Interviews, Leidraad

Femke Reidsma: ‘Ik maak archeologie ingewikkelder’

Lange tijd werd aangenomen dat verbrand materiaal op dezelfde manier de grond uitkwam als het er was ingegaan. Onderzoek van archeoloog Femke Reidsma toont aan dat het wel verandert in de bodem. Dit betekent dat veel van haar collega’s hun interpretaties moeten herzien. ‘Daar is niet iedereen even blij mee.’ 

Als kind al speelde Femke Reidsma (30) met vuur. In de grote achtertuin van haar ouderlijk huis gooide ze van alles in de vuurkorf om te zien wat ermee gebeurde. ‘Ik wilde echt snappen wat er gebeurde als iets in vlammen opging’, lacht ze. ‘Dat wil ik nog steeds, maar nu doe ik experimenten in een gecontroleerde omgeving.
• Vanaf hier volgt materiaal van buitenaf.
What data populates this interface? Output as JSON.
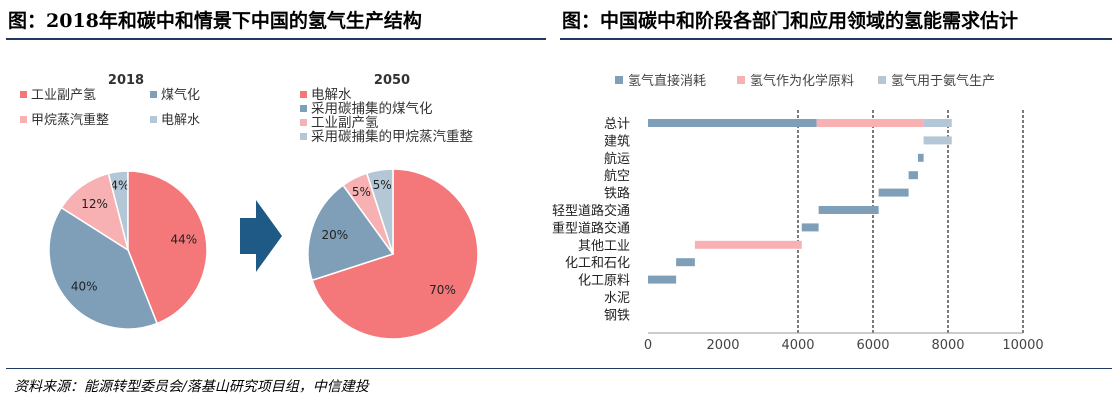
{
  "left_title": "图：2018年和碳中和情景下中国的氢气生产结构",
  "right_title": "图：中国碳中和阶段各部门和应用领域的氢能需求估计",
  "source": "资料来源：能源转型委员会/落基山研究项目组，中信建投",
  "chart_data": [
    {
      "type": "pie",
      "title": "2018",
      "legend": [
        "工业副产氢",
        "煤气化",
        "甲烷蒸汽重整",
        "电解水"
      ],
      "slices": [
        {
          "label": "电解水",
          "value": 4,
          "text": "4%",
          "color": "#b4c7d6"
        },
        {
          "label": "工业副产氢",
          "value": 44,
          "text": "44%",
          "color": "#f4777a"
        },
        {
          "label": "煤气化",
          "value": 40,
          "text": "40%",
          "color": "#7f9fb8"
        },
        {
          "label": "甲烷蒸汽重整",
          "value": 12,
          "text": "12%",
          "color": "#f7b1b3"
        }
      ]
    },
    {
      "type": "pie",
      "title": "2050",
      "legend": [
        "电解水",
        "采用碳捕集的煤气化",
        "工业副产氢",
        "采用碳捕集的甲烷蒸汽重整"
      ],
      "slices": [
        {
          "label": "电解水",
          "value": 70,
          "text": "70%",
          "color": "#f4777a"
        },
        {
          "label": "采用碳捕集的煤气化",
          "value": 20,
          "text": "20%",
          "color": "#7f9fb8"
        },
        {
          "label": "工业副产氢",
          "value": 5,
          "text": "5%",
          "color": "#f7b1b3"
        },
        {
          "label": "采用碳捕集的甲烷蒸汽重整",
          "value": 5,
          "text": "5%",
          "color": "#b4c7d6"
        }
      ]
    },
    {
      "type": "bar",
      "orientation": "horizontal",
      "stacked": "waterfall",
      "categories": [
        "总计",
        "建筑",
        "航运",
        "航空",
        "铁路",
        "轻型道路交通",
        "重型道路交通",
        "其他工业",
        "化工和石化",
        "化工原料",
        "水泥",
        "钢铁"
      ],
      "series": [
        {
          "name": "氢气直接消耗",
          "color": "#7f9fb8"
        },
        {
          "name": "氢气作为化学原料",
          "color": "#f7b1b3"
        },
        {
          "name": "氢气用于氨气生产",
          "color": "#b4c7d6"
        }
      ],
      "bars": [
        {
          "category": "总计",
          "segments": [
            {
              "series": "氢气直接消耗",
              "start": 0,
              "end": 4500
            },
            {
              "series": "氢气作为化学原料",
              "start": 4500,
              "end": 7350
            },
            {
              "series": "氢气用于氨气生产",
              "start": 7350,
              "end": 8100
            }
          ]
        },
        {
          "category": "建筑",
          "segments": [
            {
              "series": "氢气用于氨气生产",
              "start": 7350,
              "end": 8100
            }
          ]
        },
        {
          "category": "航运",
          "segments": [
            {
              "series": "氢气直接消耗",
              "start": 7200,
              "end": 7350
            }
          ]
        },
        {
          "category": "航空",
          "segments": [
            {
              "series": "氢气直接消耗",
              "start": 6950,
              "end": 7200
            }
          ]
        },
        {
          "category": "铁路",
          "segments": [
            {
              "series": "氢气直接消耗",
              "start": 6150,
              "end": 6950
            }
          ]
        },
        {
          "category": "轻型道路交通",
          "segments": [
            {
              "series": "氢气直接消耗",
              "start": 4550,
              "end": 6150
            }
          ]
        },
        {
          "category": "重型道路交通",
          "segments": [
            {
              "series": "氢气直接消耗",
              "start": 4100,
              "end": 4550
            }
          ]
        },
        {
          "category": "其他工业",
          "segments": [
            {
              "series": "氢气作为化学原料",
              "start": 1250,
              "end": 4100
            }
          ]
        },
        {
          "category": "化工和石化",
          "segments": [
            {
              "series": "氢气直接消耗",
              "start": 750,
              "end": 1250
            }
          ]
        },
        {
          "category": "化工原料",
          "segments": [
            {
              "series": "氢气直接消耗",
              "start": 0,
              "end": 750
            }
          ]
        },
        {
          "category": "水泥",
          "segments": []
        },
        {
          "category": "钢铁",
          "segments": []
        }
      ],
      "xlim": [
        0,
        10000
      ],
      "xticks": [
        0,
        2000,
        4000,
        6000,
        8000,
        10000
      ],
      "grid": "dashed vertical at 4000, 6000, 8000, 10000",
      "legend_position": "top"
    }
  ]
}
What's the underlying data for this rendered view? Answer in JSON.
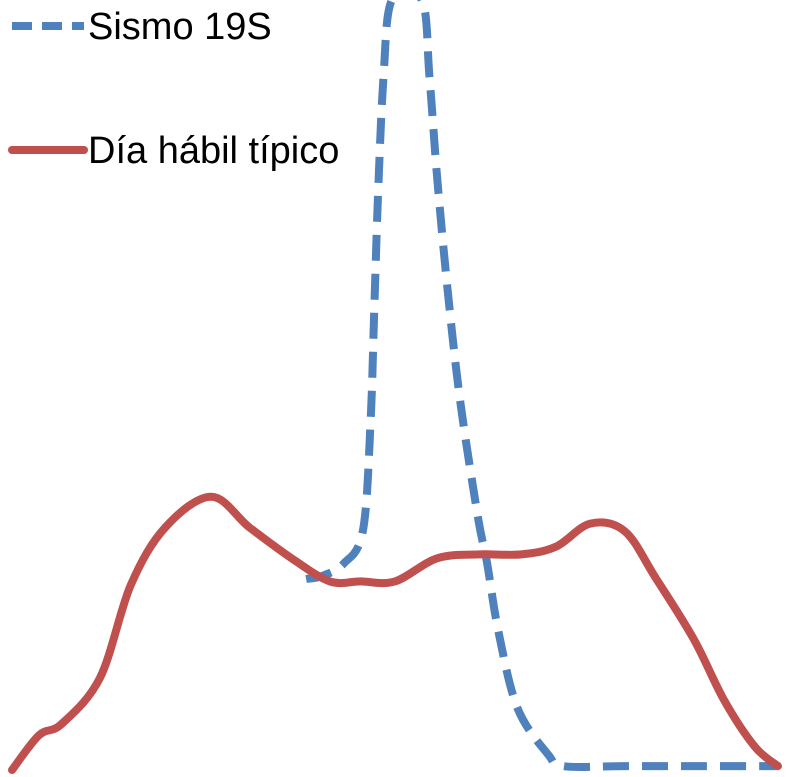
{
  "chart_data": {
    "type": "line",
    "title": "",
    "xlabel": "",
    "ylabel": "",
    "xlim": [
      0,
      100
    ],
    "ylim": [
      0,
      100
    ],
    "grid": false,
    "legend_position": "top-left",
    "series": [
      {
        "name": "Sismo 19S",
        "color": "#4f81bd",
        "style": "dashed",
        "points": [
          [
            38.4,
            24.8
          ],
          [
            40.5,
            25.2
          ],
          [
            43.3,
            26.8
          ],
          [
            45.8,
            31.0
          ],
          [
            46.8,
            45.0
          ],
          [
            47.3,
            60.0
          ],
          [
            47.8,
            75.0
          ],
          [
            48.5,
            90.0
          ],
          [
            49.6,
            100.0
          ],
          [
            53.5,
            100.0
          ],
          [
            54.5,
            90.0
          ],
          [
            55.5,
            77.0
          ],
          [
            56.8,
            63.0
          ],
          [
            58.5,
            48.0
          ],
          [
            60.8,
            33.0
          ],
          [
            62.0,
            27.0
          ],
          [
            63.5,
            18.0
          ],
          [
            66.0,
            8.0
          ],
          [
            70.0,
            2.0
          ],
          [
            72.0,
            0.5
          ],
          [
            80.0,
            0.5
          ],
          [
            90.0,
            0.5
          ],
          [
            100.0,
            0.5
          ]
        ]
      },
      {
        "name": "Día hábil típico",
        "color": "#c0504d",
        "style": "solid",
        "points": [
          [
            0,
            0
          ],
          [
            3.5,
            4.5
          ],
          [
            6.5,
            6.0
          ],
          [
            11.5,
            12.0
          ],
          [
            15.5,
            24.0
          ],
          [
            20.0,
            31.5
          ],
          [
            26.0,
            35.5
          ],
          [
            31.0,
            31.5
          ],
          [
            36.5,
            27.5
          ],
          [
            41.5,
            24.5
          ],
          [
            45.5,
            24.5
          ],
          [
            50.0,
            24.5
          ],
          [
            55.5,
            27.5
          ],
          [
            61.0,
            28.0
          ],
          [
            66.5,
            28.0
          ],
          [
            71.0,
            29.0
          ],
          [
            75.5,
            32.0
          ],
          [
            80.0,
            31.0
          ],
          [
            84.0,
            25.0
          ],
          [
            89.0,
            17.0
          ],
          [
            93.0,
            9.0
          ],
          [
            97.0,
            3.0
          ],
          [
            100.0,
            0.5
          ]
        ]
      }
    ]
  }
}
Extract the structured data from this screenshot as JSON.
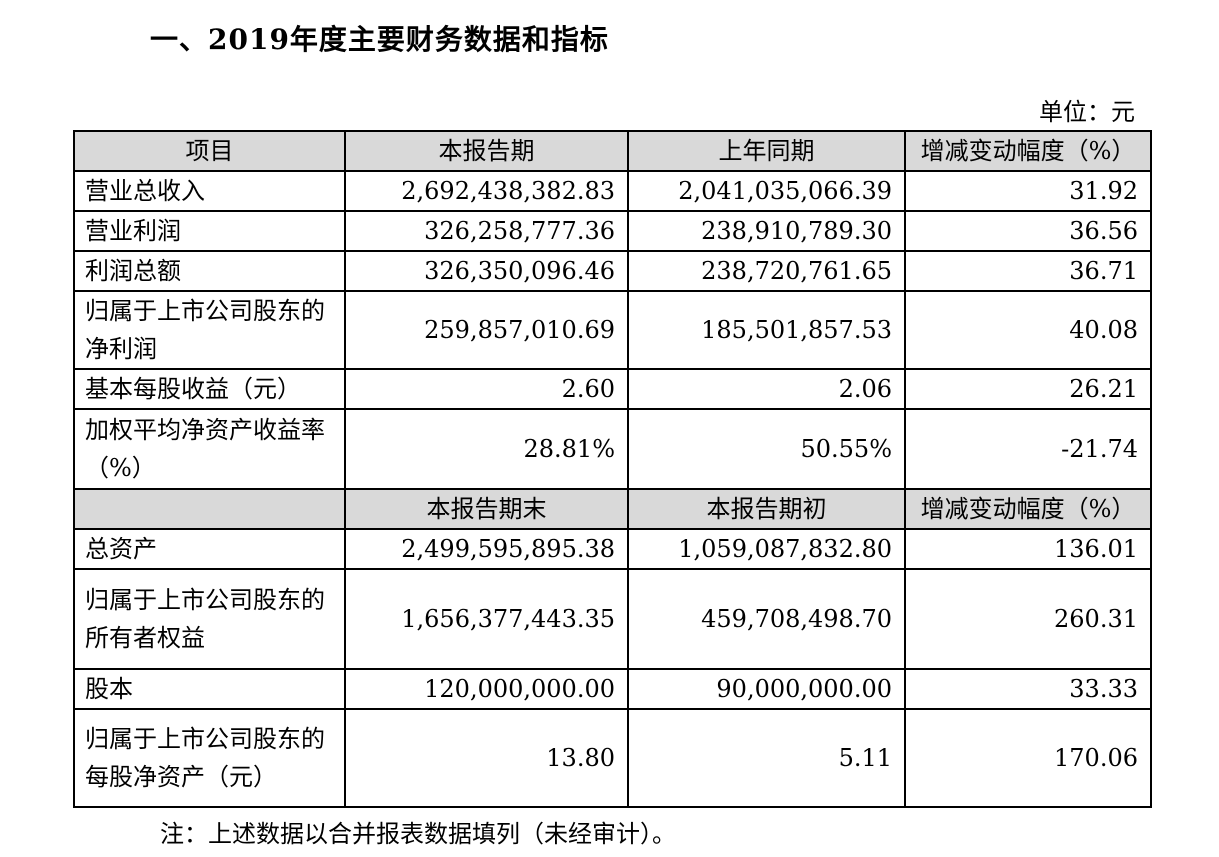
{
  "title": "一、2019年度主要财务数据和指标",
  "unit": "单位：元",
  "header1": [
    "项目",
    "本报告期",
    "上年同期",
    "增减变动幅度（%）"
  ],
  "rows1": [
    {
      "item": "营业总收入",
      "current": "2,692,438,382.83",
      "previous": "2,041,035,066.39",
      "change": "31.92"
    },
    {
      "item": "营业利润",
      "current": "326,258,777.36",
      "previous": "238,910,789.30",
      "change": "36.56"
    },
    {
      "item": "利润总额",
      "current": "326,350,096.46",
      "previous": "238,720,761.65",
      "change": "36.71"
    },
    {
      "item": "归属于上市公司股东的净利润",
      "current": "259,857,010.69",
      "previous": "185,501,857.53",
      "change": "40.08"
    },
    {
      "item": "基本每股收益（元）",
      "current": "2.60",
      "previous": "2.06",
      "change": "26.21"
    },
    {
      "item": "加权平均净资产收益率（%）",
      "current": "28.81%",
      "previous": "50.55%",
      "change": "-21.74"
    }
  ],
  "header2": [
    "",
    "本报告期末",
    "本报告期初",
    "增减变动幅度（%）"
  ],
  "rows2": [
    {
      "item": "总资产",
      "current": "2,499,595,895.38",
      "previous": "1,059,087,832.80",
      "change": "136.01"
    },
    {
      "item": "归属于上市公司股东的所有者权益",
      "current": "1,656,377,443.35",
      "previous": "459,708,498.70",
      "change": "260.31"
    },
    {
      "item": "股本",
      "current": "120,000,000.00",
      "previous": "90,000,000.00",
      "change": "33.33"
    },
    {
      "item": "归属于上市公司股东的每股净资产（元）",
      "current": "13.80",
      "previous": "5.11",
      "change": "170.06"
    }
  ],
  "note": "注：上述数据以合并报表数据填列（未经审计）。"
}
Het komt erop neer dat ik scheikunde gebruik om te achterhalen wat mensen vroeger met vuur deden.’ 

Reidsma speelt niet alleen letterlijk met vuur, maar ook figuurlijk. Waar lang werd aangenomen dat verbrand materiaal de bodem uitkwam zoals het erin ging, toont Reidsma aan dat het wel degelijk kan veranderen. ‘Met fundamenteel onderzoek in het lab heb ik gekeken wat temperatuur doet met de chemische samenstelling van bot’, legt ze uit. ‘Vervolgens heb ik onderzocht wat er in de bodem met dat materiaal gebeurt. Hiermee hoop ik niet alleen bij te dragen aan duidelijkheid over waar en wanneer onze voorouders vuur gingen gebruiken, maar ook over hoe ze dat deden en waarvoor het werd gebruikt.’ 

Uit haar genuanceerde data blijkt dat de aanname dat verhit materiaal altijd op dezelfde manier bewaard blijft, te kort door de bocht is. ‘Mijn onderzoek geeft informatie over het verleden die we zonder chemie niet gehad zouden hebben’, licht Reidsma toe. ‘We zijn nu bijvoorbeeld in staat om direct en indirect verhit bot van elkaar te onderscheiden. Bij vuurplaatsen waar veel verhit bot en weinig houtskool gevonden werd, werd gesuggereerd dat bot gebruikt was als brandstof. Het is echter ook mogelijk dat het bot indirect verhit werd, begraven onder een houtskoolvuur, maar dat de houtskool door fragmentatie slecht terug te vinden is. Dit kan betekenen dat archeologen hun interpretaties van onderzocht materiaal moeten herzien. Daarmee maak ik archeologie wat ingewikkelder; en daar is niet iedereen even blij mee.’